Luis is a twenty-year-old student studying engineering. He loves sports and often played soccer as a child and young adult. But science and math were his true loves and he decided he wanted to go to University and study to become an engineer.

His plans were interrupted before he had even left high school. In 2019, they feared that Luis had a tumor in his right hip, but instead, they found avascular necrosis. This is a condition that occurs when bone tissue in the hip dies due to a lack of blood supply. This can lead to the collapse of the hip joint and bone, which can cause pain and reduced mobility.

Despite his diagnosis, Luis continued on to the University. The pain in his hip continued to increase each year. He would tire easily while in class and his hip would ache uncontrollably when the weather was cold. He knew that he couldn’t keep living this way but didn’t know how to change his situation.

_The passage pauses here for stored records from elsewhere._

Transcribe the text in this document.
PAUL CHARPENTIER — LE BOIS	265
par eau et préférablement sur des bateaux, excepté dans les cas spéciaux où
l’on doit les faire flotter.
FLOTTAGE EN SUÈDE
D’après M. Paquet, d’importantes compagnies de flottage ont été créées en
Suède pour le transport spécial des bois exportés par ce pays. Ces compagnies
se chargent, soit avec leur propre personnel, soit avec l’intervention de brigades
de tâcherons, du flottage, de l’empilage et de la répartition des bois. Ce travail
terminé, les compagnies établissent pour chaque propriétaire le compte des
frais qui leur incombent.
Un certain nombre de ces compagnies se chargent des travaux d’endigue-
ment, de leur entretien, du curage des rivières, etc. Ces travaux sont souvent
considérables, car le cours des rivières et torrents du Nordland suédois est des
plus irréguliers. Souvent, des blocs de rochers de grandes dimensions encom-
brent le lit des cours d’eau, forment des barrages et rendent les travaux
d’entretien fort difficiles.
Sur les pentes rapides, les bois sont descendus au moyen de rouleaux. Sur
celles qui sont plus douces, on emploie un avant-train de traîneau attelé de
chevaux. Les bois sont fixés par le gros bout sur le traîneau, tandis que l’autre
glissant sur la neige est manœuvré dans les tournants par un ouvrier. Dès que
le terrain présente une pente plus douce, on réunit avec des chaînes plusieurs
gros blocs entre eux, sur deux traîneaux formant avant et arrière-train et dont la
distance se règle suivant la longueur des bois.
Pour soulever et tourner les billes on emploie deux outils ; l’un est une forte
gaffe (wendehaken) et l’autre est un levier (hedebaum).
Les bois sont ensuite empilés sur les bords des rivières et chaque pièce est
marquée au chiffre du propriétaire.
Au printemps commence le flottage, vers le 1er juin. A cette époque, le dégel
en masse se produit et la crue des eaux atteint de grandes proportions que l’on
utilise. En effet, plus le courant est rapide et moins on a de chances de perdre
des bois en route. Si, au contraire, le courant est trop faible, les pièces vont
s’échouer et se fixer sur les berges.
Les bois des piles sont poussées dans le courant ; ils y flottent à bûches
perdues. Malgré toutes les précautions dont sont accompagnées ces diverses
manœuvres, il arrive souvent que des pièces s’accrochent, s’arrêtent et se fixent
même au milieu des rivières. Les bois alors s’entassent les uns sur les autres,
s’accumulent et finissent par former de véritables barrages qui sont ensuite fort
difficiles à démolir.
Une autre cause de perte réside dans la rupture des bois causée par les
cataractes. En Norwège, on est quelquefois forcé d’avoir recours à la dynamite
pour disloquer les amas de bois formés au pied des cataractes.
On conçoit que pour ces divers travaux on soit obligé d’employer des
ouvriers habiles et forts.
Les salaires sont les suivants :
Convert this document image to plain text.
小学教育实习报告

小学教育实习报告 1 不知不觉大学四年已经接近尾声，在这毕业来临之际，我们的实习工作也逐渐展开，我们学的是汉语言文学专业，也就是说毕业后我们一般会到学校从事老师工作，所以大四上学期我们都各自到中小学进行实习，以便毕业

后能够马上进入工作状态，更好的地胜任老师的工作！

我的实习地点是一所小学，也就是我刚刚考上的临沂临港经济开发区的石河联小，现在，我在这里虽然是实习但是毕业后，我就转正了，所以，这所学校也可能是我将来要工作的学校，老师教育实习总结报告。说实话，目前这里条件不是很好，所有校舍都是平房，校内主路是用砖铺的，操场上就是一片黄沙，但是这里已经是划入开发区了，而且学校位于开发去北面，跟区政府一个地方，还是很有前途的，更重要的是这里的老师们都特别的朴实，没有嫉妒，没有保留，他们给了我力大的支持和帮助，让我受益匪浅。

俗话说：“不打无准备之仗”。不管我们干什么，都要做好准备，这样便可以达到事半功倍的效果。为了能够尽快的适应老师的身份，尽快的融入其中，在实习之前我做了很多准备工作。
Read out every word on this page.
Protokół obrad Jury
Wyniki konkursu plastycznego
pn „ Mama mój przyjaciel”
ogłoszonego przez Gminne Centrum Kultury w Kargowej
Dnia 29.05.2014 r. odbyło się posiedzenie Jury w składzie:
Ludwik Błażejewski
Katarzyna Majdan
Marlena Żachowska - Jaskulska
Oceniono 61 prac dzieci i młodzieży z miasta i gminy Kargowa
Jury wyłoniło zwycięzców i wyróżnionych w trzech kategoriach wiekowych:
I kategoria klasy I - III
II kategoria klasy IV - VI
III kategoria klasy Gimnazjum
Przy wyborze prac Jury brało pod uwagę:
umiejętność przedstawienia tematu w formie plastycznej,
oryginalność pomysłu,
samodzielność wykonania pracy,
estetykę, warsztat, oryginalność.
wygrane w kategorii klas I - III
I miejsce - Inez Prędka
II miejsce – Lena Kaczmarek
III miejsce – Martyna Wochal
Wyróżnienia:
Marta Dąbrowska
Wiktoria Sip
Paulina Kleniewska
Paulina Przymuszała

He heard about Operation Walk, and his mother and older brother traveled with him for two hours to attend patient screening. He was selected for a hip replacement and received his surgery the next day from Dr. Russel Cohen and this OR team. Luis worked hard after he arrived on the floor, completing all requests from our physical therapy team and was released a day after his surgery. 

Luis can’t wait to see what the future holds for him. “Thank you for helping me to live a normal life without pain. Keep helping others like me and the people of Cuba. Your team makes dreams come true.”